The worst-case time complexity for PC is exponential in the number of nodes, as demonstrated in Figure \ref{fig:test_curve}. Experiments use the implementation by \citet{kalisch_estimating_2007}\footnote{\href{https://github.com/keiichishima/pcalg}{https://github.com/keiichishima/pcalg}}, unless otherwise noted.

\paragraph{MB-by-MB}
MB-by-MB \citep{wang_discovering_2014} infers the local structure around a target node to distinguish parents from children. It sequentially learns Markov blankets (MBs) and the local structures within these, starting from the target node, moving to its neighbors, and so on. It terminates when the parents and children of the target are discovered or if it is not possible to distinguish them, returning the induced \emph{completed partially directed acyclic graph} (CPDAG) over the target and its neighbors. Experiments use an implementation that combines IAMB \citep[Fig.~2]{tsamardinos_algorithms_nodate} and PC
for every sequential step. Like PC, time complexity is worst-case exponential in node count.

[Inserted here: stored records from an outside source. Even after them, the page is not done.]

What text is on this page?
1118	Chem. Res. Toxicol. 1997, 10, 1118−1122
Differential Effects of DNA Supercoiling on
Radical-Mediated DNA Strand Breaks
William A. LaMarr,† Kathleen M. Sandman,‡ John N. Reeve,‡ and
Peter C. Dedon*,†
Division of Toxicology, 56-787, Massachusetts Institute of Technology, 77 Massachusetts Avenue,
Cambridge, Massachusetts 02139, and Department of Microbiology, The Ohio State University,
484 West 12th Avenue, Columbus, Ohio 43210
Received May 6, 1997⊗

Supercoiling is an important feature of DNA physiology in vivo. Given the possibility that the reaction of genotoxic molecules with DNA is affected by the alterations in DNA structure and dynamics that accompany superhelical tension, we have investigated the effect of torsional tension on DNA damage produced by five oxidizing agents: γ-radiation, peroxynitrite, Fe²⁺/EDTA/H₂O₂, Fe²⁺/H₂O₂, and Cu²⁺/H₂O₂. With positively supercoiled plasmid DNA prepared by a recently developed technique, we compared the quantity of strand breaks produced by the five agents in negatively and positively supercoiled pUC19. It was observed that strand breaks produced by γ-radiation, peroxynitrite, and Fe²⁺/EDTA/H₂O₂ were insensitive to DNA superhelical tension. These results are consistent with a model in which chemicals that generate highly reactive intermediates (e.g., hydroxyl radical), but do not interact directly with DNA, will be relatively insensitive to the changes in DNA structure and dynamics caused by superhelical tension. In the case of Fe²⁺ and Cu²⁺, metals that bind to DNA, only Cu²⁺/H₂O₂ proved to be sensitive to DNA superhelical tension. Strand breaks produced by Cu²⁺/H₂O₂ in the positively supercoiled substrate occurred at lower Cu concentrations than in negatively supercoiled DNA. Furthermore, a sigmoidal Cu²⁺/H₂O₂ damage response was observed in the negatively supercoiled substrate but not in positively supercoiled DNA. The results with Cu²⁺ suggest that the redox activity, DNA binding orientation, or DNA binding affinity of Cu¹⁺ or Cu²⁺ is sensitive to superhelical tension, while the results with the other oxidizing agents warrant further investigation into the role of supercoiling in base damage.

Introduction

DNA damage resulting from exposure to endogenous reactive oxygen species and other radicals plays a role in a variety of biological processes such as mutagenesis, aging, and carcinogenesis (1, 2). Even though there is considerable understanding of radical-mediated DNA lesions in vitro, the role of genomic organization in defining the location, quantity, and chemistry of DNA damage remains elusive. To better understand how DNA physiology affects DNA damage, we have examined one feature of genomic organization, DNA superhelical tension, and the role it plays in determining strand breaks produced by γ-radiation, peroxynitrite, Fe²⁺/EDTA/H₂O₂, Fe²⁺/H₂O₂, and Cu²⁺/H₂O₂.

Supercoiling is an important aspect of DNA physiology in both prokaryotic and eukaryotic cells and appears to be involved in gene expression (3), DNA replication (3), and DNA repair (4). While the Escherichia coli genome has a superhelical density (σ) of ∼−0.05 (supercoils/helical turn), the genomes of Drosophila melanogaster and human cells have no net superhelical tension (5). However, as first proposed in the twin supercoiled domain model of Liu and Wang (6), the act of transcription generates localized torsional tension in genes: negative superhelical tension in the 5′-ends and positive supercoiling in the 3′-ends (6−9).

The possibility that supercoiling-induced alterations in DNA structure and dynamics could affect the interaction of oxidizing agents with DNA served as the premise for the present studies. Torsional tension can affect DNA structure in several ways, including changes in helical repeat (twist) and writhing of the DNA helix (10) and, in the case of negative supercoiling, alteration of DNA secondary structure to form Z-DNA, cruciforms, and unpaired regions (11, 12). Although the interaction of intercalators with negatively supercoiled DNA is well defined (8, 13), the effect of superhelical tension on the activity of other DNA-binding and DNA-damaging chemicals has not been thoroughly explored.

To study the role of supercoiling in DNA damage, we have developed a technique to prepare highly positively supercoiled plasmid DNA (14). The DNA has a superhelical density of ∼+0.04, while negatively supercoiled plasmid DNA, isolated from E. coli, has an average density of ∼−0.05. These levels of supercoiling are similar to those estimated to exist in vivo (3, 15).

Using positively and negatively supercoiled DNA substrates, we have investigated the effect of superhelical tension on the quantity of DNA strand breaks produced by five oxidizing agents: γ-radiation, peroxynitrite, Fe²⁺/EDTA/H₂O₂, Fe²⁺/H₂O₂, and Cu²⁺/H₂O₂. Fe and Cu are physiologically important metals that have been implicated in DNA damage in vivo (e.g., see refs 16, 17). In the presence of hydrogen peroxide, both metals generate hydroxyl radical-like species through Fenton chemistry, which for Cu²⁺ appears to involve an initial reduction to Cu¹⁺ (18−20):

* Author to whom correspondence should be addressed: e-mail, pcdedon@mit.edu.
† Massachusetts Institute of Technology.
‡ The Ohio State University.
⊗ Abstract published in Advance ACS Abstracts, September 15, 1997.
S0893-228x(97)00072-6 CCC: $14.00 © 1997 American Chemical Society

\paragraph{Local Discovery using Eager Collider Checks (LDECC)}
LDECC \citep{gupta_local_2023} is a local discovery algorithm that infers the induced CPDAG over a given target node and its neighbors. Unlike MB-by-MB, LDECC does not proceed sequentially and runs conditional independence tests in a similar order as PC, leveraging discovered unshielded colliders to immediately orient the edges
around the target node. %This results in different computational properties than MB-by-MB. %The time complexity of orienting parents depends on the size of the separating sets for the unshielded colliders. 
LDECC is provably polynomial-time for certain categories of DAGs, but exponential for others.

\paragraph{Baseline Evaluation} %and Known Failure Modes 
Let $\mathbf{A}_{XY}$ be any adjustment set for $\{X,Y\}$ returned by a method in this study. Let $\mathbf{A}_{CC} \coloneqq \{\z_1\}$ and $\mathbf{A}_{DC} \coloneqq  \{\z_1, \z_4, \z_5\}$ be valid adjustment sets for $\{X,Y\}$ under the \emph{common cause criterion} (CCC) and \emph{disjunctive cause criterion} (DCC), respectively \citep{vanderweele_new_2011}.  
For PC, $\mathbf{A}_{CC} \coloneqq  \text{ancestors}(X) \cap \text{ancestors}(Y) = \{\z_1\}$, and $\mathbf{A}_{DC} \coloneqq  \{\text{ancestors}(X) \cup \text{ancestors}(Y) \setminus \text{descendants}(X)\} = \{\z_1, \z_4, \z_5\}$, where ancestors and descendants hold for all members of the MEC. As MB-by-MB and LDECC only return the direct parents and children of a single target, we run these baselines with $X$ and $Y$ as separate targets and cache intermediate results to prevent redundant independence testing. $\mathbf{A}_{DC} \coloneqq  \{\text{parents}(X) \cup \text{parents}(Y) \setminus \text{children}(X)\} = \z_1' \cup \z_4 \cup \z_5$, where $\z_1'$ is directly adjacent to $X$, $Y$, or both (but not neither). $\mathbf{A}_{CC} \coloneqq  \{\text{parents}(X) \cap \text{parents}(Y)\}$, i.e., all confounders directly adjacent to both $X$ and $Y$.  Thus, $\mathbf{A}_{CC}$ under LDECC and MB-by-MB are not guaranteed to block all backdoor paths.